Black History Through Music
An interactive Workshop for
Middle & High Schools
Program Overview
Black History Through Music is a high-energy workshop that takes students on a journey from Africa to the present through the sound and story of Black music.
With live demonstrations, call-and-response, and real historical context, students discover how music has carried our memories, documented our struggles, and sparked our movements.

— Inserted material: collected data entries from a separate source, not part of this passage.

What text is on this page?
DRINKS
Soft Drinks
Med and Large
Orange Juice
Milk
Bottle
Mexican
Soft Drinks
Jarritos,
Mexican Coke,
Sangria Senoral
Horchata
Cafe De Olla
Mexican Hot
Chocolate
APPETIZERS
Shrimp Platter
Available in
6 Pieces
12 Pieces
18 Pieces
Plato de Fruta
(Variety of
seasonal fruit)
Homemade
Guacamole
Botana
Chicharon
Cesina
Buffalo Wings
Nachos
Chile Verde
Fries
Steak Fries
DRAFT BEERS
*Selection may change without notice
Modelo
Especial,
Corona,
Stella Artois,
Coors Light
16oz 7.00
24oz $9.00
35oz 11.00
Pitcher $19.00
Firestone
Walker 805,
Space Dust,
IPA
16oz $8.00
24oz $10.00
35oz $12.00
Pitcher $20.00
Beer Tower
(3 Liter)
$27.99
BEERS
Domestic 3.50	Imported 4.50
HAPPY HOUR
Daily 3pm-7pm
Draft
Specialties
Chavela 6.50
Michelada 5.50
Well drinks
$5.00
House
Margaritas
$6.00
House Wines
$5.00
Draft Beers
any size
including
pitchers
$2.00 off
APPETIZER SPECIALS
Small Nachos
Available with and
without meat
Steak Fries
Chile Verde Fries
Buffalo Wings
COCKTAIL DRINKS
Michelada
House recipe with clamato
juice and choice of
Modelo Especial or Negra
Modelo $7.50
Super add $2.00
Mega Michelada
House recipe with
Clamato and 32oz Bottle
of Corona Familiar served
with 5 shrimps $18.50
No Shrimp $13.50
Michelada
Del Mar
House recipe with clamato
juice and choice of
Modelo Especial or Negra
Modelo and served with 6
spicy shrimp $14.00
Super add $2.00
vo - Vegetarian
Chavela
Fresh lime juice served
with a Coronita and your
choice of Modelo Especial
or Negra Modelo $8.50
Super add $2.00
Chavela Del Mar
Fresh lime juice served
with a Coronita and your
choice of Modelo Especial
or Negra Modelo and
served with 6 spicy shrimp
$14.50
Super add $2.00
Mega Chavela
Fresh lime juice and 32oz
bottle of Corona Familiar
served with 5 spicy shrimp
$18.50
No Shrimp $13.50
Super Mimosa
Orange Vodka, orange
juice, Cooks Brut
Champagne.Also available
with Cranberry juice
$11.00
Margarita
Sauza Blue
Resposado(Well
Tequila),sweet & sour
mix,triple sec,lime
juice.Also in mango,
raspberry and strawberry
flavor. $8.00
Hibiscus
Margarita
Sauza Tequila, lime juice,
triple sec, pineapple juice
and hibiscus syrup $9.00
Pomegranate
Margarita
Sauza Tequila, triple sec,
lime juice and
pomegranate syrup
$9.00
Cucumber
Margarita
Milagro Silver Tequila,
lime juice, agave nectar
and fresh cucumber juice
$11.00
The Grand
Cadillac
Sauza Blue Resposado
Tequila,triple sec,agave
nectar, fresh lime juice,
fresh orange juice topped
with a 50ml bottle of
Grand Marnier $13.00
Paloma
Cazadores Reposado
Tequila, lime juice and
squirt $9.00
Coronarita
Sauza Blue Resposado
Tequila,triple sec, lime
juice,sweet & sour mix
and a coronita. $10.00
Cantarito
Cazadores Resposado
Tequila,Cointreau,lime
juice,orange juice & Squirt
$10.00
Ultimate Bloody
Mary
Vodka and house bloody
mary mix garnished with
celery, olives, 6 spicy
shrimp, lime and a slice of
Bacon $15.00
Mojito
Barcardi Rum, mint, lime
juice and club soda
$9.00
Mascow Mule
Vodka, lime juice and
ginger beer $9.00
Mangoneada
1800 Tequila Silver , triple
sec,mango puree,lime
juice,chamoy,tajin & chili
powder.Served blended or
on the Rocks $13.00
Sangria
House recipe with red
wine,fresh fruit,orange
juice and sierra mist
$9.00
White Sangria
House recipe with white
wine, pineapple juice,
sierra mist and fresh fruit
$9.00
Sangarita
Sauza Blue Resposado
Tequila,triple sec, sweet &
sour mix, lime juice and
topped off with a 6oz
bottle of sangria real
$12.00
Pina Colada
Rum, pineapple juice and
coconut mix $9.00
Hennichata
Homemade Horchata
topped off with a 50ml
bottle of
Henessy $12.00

This experience meets students where they are. It invites them to listen deeper, understand culture through sound, and see themselves in the continuum of Black creativity.
What Students Will learn
By the end of the workshop, students will understand:
How music acts as a time capsule of Black history
The cultural roots of African rhythm and oral tradition
The evolution of sound from spirituals → blues → jazz → soul → hip-hop
How music reflects our experiences through slavery, migration, and liberation
The role of artists in shaping identity, community, and social change
This is history made tangible. History they can feel.
Assembly
Ideal for large groups
High-energy performance experience
30–45 minutes
Classroom Breakouts
Smaller groups
More discussion and interaction
Works well for grade-level rotations
Full-Day Residency
Multiple sessions
Can include songwriting, lyric analysis, or artist Q&A
Ideal for arts integration or cultural weeks
About The Presenter
Amari “Rebel” Johnson is a musician, filmmaker, and educator with over two decades of experience of teaching African American Studies at the primary, secondary, and university levels. He’s performed and taught across the U.S., Africa, the Caribbean, and South America—using music and research to help communities reconnect with culture, identity, and creative power.
Dr. Johnson holds a PhD in Cultural Anthropology from the University of Texas at Austin and is the author of Under a Black Star: the Maroon Impulse in New Orleans (Minnesota 2025).